Bola Cheia - 16/06

Bola Cheia para Carlos Alberto Torres, Capitão do Tri, que esta semana alertou para o otimismo exagerado cercando a seleção brasileira. Lembrou 1950 observando: “Repetir o erro?”. Tem razão o “capíta”, pois para quem viveu aqueles momentos muitas coisas estão parecidas. Ainda lembramos bem de todo ufanismo na época...
Confessamos ficar impressionados com o discurso de Dilma Rousseff sobre a Copa do Mundo. “Tadinhos” daqueles que ouviram sem muito poder de percepção. “As contas da Copa estão sendo analisadas minuciosamente, pelos órgãos de fiscalização. Se ficar provada qualquer irregularidade, os responsáveis serão punidos com o maior rigor.” Bola Cheia para os que riram conosco, ou será que desmentiremos Charles de Gaulle e após a Copa viraremos um... País sério?
Para o Amigo Luis Felipe Scolari que, mostrando toda sua humildade, manteve contato por telefone conosco no dia da estréia contra a Croácia. Pegos de surpresa, inicialmente pensava estar sendo vitima de um trote e não demos importância á ligação. Mas aí a ficha caiu, retornamos a ligação e pudemos bater um longo papo com o Felipão. 
Para Oscar que teve uma participação, pelo menos para nós, de muito brilhantismo na partida contra a Croácia. Ele que para muitos tinha sua posição ameaçada por William “arrebentou” na estréia.
Bola Cheia para o elegante Treinador da Croácia, Niko Kovac. Na sua entrevista coletiva ao final da partida queixou-se do árbitro, mas em momento algum deixou de enaltecer os brasileiros, e muito menos ofendê-los.

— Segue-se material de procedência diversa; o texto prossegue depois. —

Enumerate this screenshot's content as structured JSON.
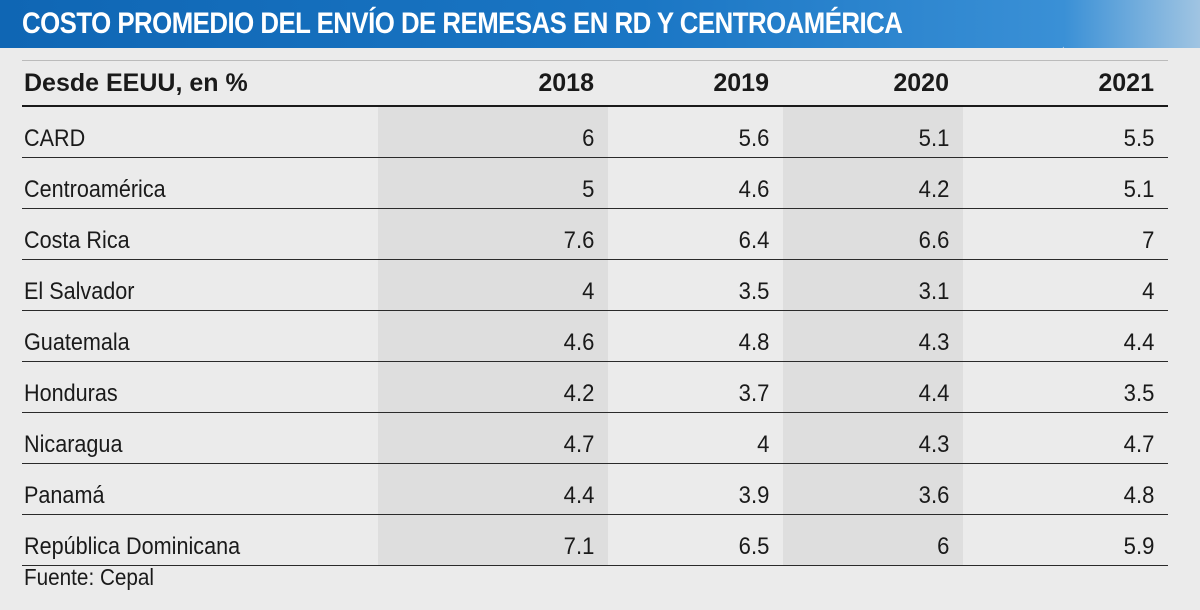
{
  "title": "COSTO PROMEDIO DEL ENVÍO DE REMESAS EN RD Y CENTROAMÉRICA",
  "source": "Fuente: Cepal",
  "chart_data": {
    "type": "table",
    "row_header": "Desde EEUU, en %",
    "columns": [
      "2018",
      "2019",
      "2020",
      "2021"
    ],
    "rows": [
      {
        "label": "CARD",
        "values": [
          "6",
          "5.6",
          "5.1",
          "5.5"
        ]
      },
      {
        "label": "Centroamérica",
        "values": [
          "5",
          "4.6",
          "4.2",
          "5.1"
        ]
      },
      {
        "label": "Costa Rica",
        "values": [
          "7.6",
          "6.4",
          "6.6",
          "7"
        ]
      },
      {
        "label": "El Salvador",
        "values": [
          "4",
          "3.5",
          "3.1",
          "4"
        ]
      },
      {
        "label": "Guatemala",
        "values": [
          "4.6",
          "4.8",
          "4.3",
          "4.4"
        ]
      },
      {
        "label": "Honduras",
        "values": [
          "4.2",
          "3.7",
          "4.4",
          "3.5"
        ]
      },
      {
        "label": "Nicaragua",
        "values": [
          "4.7",
          "4",
          "4.3",
          "4.7"
        ]
      },
      {
        "label": "Panamá",
        "values": [
          "4.4",
          "3.9",
          "3.6",
          "4.8"
        ]
      },
      {
        "label": "República Dominicana",
        "values": [
          "7.1",
          "6.5",
          "6",
          "5.9"
        ]
      }
    ]
  },
  "colors": {
    "title_bar": "#1a76c4",
    "background": "#ebebeb",
    "shaded_column": "#dedede"
  }
}
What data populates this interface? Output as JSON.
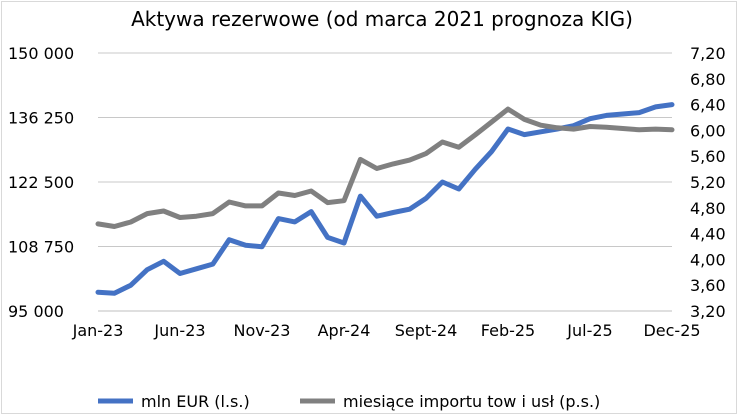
{
  "chart_data": {
    "type": "line",
    "title": "Aktywa rezerwowe (od marca 2021 prognoza KIG)",
    "x_tick_labels": [
      "Jan-23",
      "Jun-23",
      "Nov-23",
      "Apr-24",
      "Sept-24",
      "Feb-25",
      "Jul-25",
      "Dec-25"
    ],
    "y_left_ticks": [
      "150 000",
      "136 250",
      "122 500",
      "108 750",
      "95 000"
    ],
    "y_right_ticks": [
      "7,20",
      "6,80",
      "6,40",
      "6,00",
      "5,60",
      "5,20",
      "4,80",
      "4,40",
      "4,00",
      "3,60",
      "3,20"
    ],
    "ylim_left": [
      95000,
      150000
    ],
    "ylim_right": [
      3.2,
      7.2
    ],
    "grid": true,
    "legend_position": "bottom",
    "months": [
      "Jan-23",
      "Feb-23",
      "Mar-23",
      "Apr-23",
      "May-23",
      "Jun-23",
      "Jul-23",
      "Aug-23",
      "Sep-23",
      "Oct-23",
      "Nov-23",
      "Dec-23",
      "Jan-24",
      "Feb-24",
      "Mar-24",
      "Apr-24",
      "May-24",
      "Jun-24",
      "Jul-24",
      "Aug-24",
      "Sept-24",
      "Oct-24",
      "Nov-24",
      "Dec-24",
      "Jan-25",
      "Feb-25",
      "Mar-25",
      "Apr-25",
      "May-25",
      "Jun-25",
      "Jul-25",
      "Aug-25",
      "Sep-25",
      "Oct-25",
      "Nov-25",
      "Dec-25"
    ],
    "series": [
      {
        "name": "mln EUR (l.s.)",
        "axis": "left",
        "color": "#4472c4",
        "values": [
          99000,
          98800,
          100500,
          103800,
          105600,
          103000,
          104000,
          105000,
          110200,
          109000,
          108700,
          114700,
          114000,
          116200,
          110700,
          109500,
          119500,
          115200,
          116000,
          116700,
          119000,
          122500,
          121000,
          125200,
          129000,
          133800,
          132600,
          133200,
          133800,
          134500,
          136000,
          136700,
          137000,
          137300,
          138500,
          139000
        ]
      },
      {
        "name": "miesiące importu tow i usł (p.s.)",
        "axis": "right",
        "color": "#808080",
        "values": [
          4.55,
          4.51,
          4.58,
          4.71,
          4.75,
          4.65,
          4.67,
          4.71,
          4.89,
          4.83,
          4.83,
          5.03,
          4.99,
          5.06,
          4.88,
          4.91,
          5.55,
          5.41,
          5.48,
          5.54,
          5.64,
          5.82,
          5.74,
          5.93,
          6.13,
          6.33,
          6.17,
          6.08,
          6.04,
          6.02,
          6.06,
          6.05,
          6.03,
          6.01,
          6.02,
          6.01
        ]
      }
    ]
  }
}
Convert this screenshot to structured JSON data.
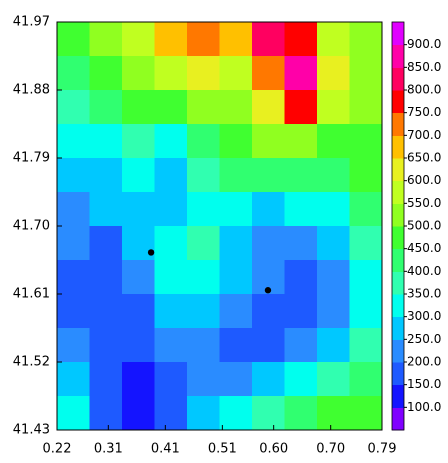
{
  "chart_data": {
    "type": "contour",
    "xlim": [
      0.22,
      0.79
    ],
    "ylim": [
      41.43,
      41.97
    ],
    "xticks": [
      0.22,
      0.31,
      0.41,
      0.51,
      {
        "value": 0.6,
        "label": "0.60"
      },
      {
        "value": 0.7,
        "label": "0.70"
      },
      0.79
    ],
    "yticks": [
      41.43,
      41.52,
      41.61,
      {
        "value": 41.7,
        "label": "41.70"
      },
      41.79,
      41.88,
      41.97
    ],
    "z": [
      [
        450,
        500,
        550,
        650,
        700,
        650,
        800,
        750,
        550,
        500
      ],
      [
        400,
        450,
        500,
        550,
        600,
        550,
        700,
        850,
        600,
        500
      ],
      [
        350,
        400,
        450,
        450,
        500,
        500,
        600,
        750,
        550,
        500
      ],
      [
        300,
        300,
        350,
        300,
        400,
        450,
        500,
        500,
        450,
        450
      ],
      [
        250,
        250,
        300,
        250,
        350,
        400,
        400,
        400,
        400,
        450
      ],
      [
        200,
        250,
        250,
        250,
        300,
        300,
        250,
        300,
        300,
        400
      ],
      [
        200,
        150,
        250,
        300,
        350,
        250,
        200,
        200,
        250,
        350
      ],
      [
        150,
        150,
        200,
        300,
        300,
        250,
        200,
        150,
        200,
        300
      ],
      [
        150,
        150,
        150,
        250,
        250,
        200,
        150,
        150,
        200,
        300
      ],
      [
        200,
        150,
        150,
        200,
        200,
        150,
        150,
        200,
        250,
        350
      ],
      [
        250,
        150,
        100,
        150,
        200,
        200,
        250,
        300,
        350,
        400
      ],
      [
        300,
        150,
        100,
        150,
        250,
        300,
        350,
        400,
        450,
        450
      ]
    ],
    "clim": [
      50,
      950
    ],
    "colors": [
      "#8000ff",
      "#1414ff",
      "#1e5aff",
      "#2a8cff",
      "#00c8ff",
      "#00ffee",
      "#30ffb0",
      "#30ff70",
      "#40ff30",
      "#90ff20",
      "#c0ff20",
      "#e8f020",
      "#ffc000",
      "#ff7800",
      "#ff0000",
      "#ff0060",
      "#ff00a8",
      "#e000ff"
    ],
    "cticks": [
      {
        "value": 100,
        "label": "100.0"
      },
      {
        "value": 150,
        "label": "150.0"
      },
      {
        "value": 200,
        "label": "200.0"
      },
      {
        "value": 250,
        "label": "250.0"
      },
      {
        "value": 300,
        "label": "300.0"
      },
      {
        "value": 350,
        "label": "350.0"
      },
      {
        "value": 400,
        "label": "400.0"
      },
      {
        "value": 450,
        "label": "450.0"
      },
      {
        "value": 500,
        "label": "500.0"
      },
      {
        "value": 550,
        "label": "550.0"
      },
      {
        "value": 600,
        "label": "600.0"
      },
      {
        "value": 650,
        "label": "650.0"
      },
      {
        "value": 700,
        "label": "700.0"
      },
      {
        "value": 750,
        "label": "750.0"
      },
      {
        "value": 800,
        "label": "800.0"
      },
      {
        "value": 850,
        "label": "850.0"
      },
      {
        "value": 900,
        "label": "900.0"
      }
    ],
    "points": {
      "x": [
        0.385,
        0.59
      ],
      "y": [
        41.665,
        41.615
      ]
    }
  }
}
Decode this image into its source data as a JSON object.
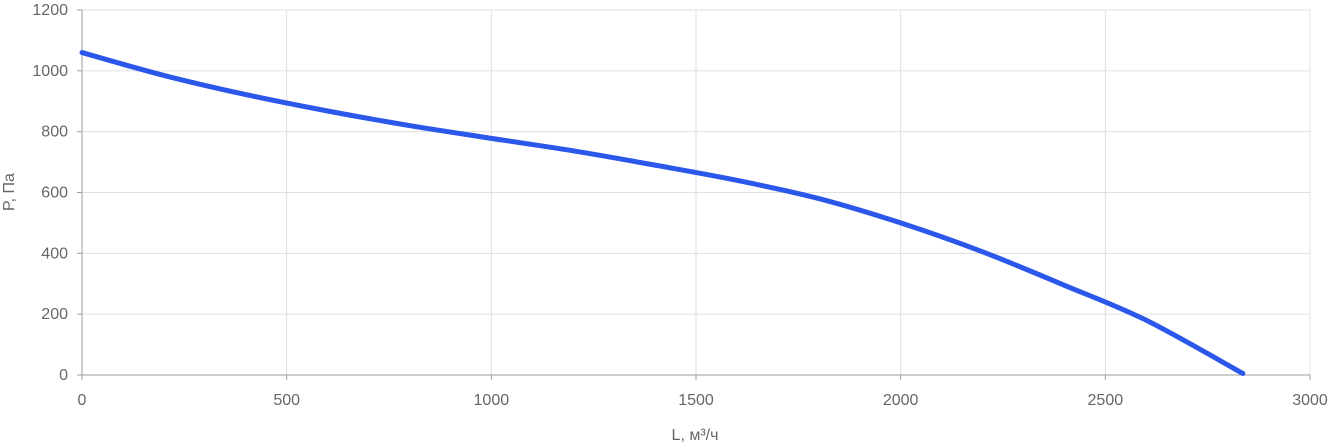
{
  "chart_data": {
    "type": "line",
    "xlabel": "L, м³/ч",
    "ylabel": "P, Па",
    "xlim": [
      0,
      3000
    ],
    "ylim": [
      0,
      1200
    ],
    "x_ticks": [
      0,
      500,
      1000,
      1500,
      2000,
      2500,
      3000
    ],
    "y_ticks": [
      0,
      200,
      400,
      600,
      800,
      1000,
      1200
    ],
    "x_tick_labels": [
      "0",
      "500",
      "1000",
      "1500",
      "2000",
      "2500",
      "3000"
    ],
    "y_tick_labels": [
      "0",
      "200",
      "400",
      "600",
      "800",
      "1000",
      "1200"
    ],
    "grid": true,
    "series": [
      {
        "color": "#2b58ea",
        "x": [
          0,
          200,
          400,
          600,
          800,
          1000,
          1200,
          1400,
          1600,
          1800,
          2000,
          2200,
          2400,
          2600,
          2836
        ],
        "y": [
          1060,
          985,
          922,
          868,
          820,
          778,
          737,
          690,
          640,
          580,
          500,
          405,
          295,
          180,
          5
        ]
      }
    ]
  }
}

Mostrou ser antes de tudo um esportista mesmo no mau momento propiciado pela arbitragem.
Foi espetacular a estréia da Holanda “enfiando” 5x1 na “poderosa” Espanha. Se continuar da mesma maneira chegará às finais com certeza. E mesmo em placar elástico aconteceram mais erros de arbitragem.
Bola Cheia, finalmente, para a arbitragem de Colômbia 3x0 Grécia. O norte americano Mark Geiger não teve nenhuma interferência no resultado final da partida naquela que foi, ate aqui, a melhor arbitragem da Copa.
Bola Cheia é pouco para definir a espetacular vitoria da Costa Rica sobre o Uruguai por 3x1. Mais uma prova que o futebol da atualidade está nivelado, e ninguém mais é bicho papão. Felix Brych, da Alemanha não se comprometeu na partida, mas seu assistente fez “vistas grossas” no segundo gol de Costa Rica e marcado em impedimento.
Jogo igual fizeram Inglaterra 1x2 Itália em Manaus e com arbitragem sem maiores problemas do holandês Bjorn Kuipres. Deverão os dois passar de fase, ou após a derrota do Uruguai frente á Costa Rica poderá ela ser uma zebra?
Em partida de muita disciplina, poucas faltas, nenhuma polêmica Costa do Marfim 2x1 Japão facilitaram em muito ao bom trabalho do chileno Enrique Osses. Em nossa opinião, até aqui, o único arbitro que passou “totalmente batido”.
Suíça 2x1 Equador também fizeram uma partida sem polemicas maiores e com trabalho muito bom de Irmatov, do Uzbequistão. O gol nos acréscimos que decidiu a partida, não fez, em nossa opinião, justiça ao que se viu em campo, mas o resultado final foi conquistado com legitimidade.

Numa partida que apresentou grau acentuado de dificuldades o trio brasileiro houve-se bem na condução de França 3x0 Honduras. A característica na participação dos jogadores exigiu a apresentação de vários Cartões Amarelos (sete) e por conseqüência o Cartão Vermelho de Palácios. No momento de duvida maior, a tecnologia decidiu pelo gol. Sandro Meira Ricci, Emerson Augusto de Carvalho e Marcelo Carvalho Van Gasse bem representaram nossa arbitragem.
Mais uma das “poderosas” sofreu para vencer na sua estréia e graças á gol contra do adversário. Argentina 2x1 Bósnia fizeram uma boa partida e muito bem arbitrada por Joel Aguilar, de El Salvador.

Exceção feita á ridícula festa de abertura, até aqui nos agradam os aspectos organizacionais desta Copa do Mundo em nosso país. Gramados para nós de alta qualidade, drenagem quando necessária funcionou perfeitamente, torcedores entusiastas e sem confusões, e nenhuma noticia de coisas altamente deficientes. Única falha mais marcante deu-se no Rio Grande do Sul onde não se pode, por falha no equipamento, executar os Hinos Nacionais de França e Honduras.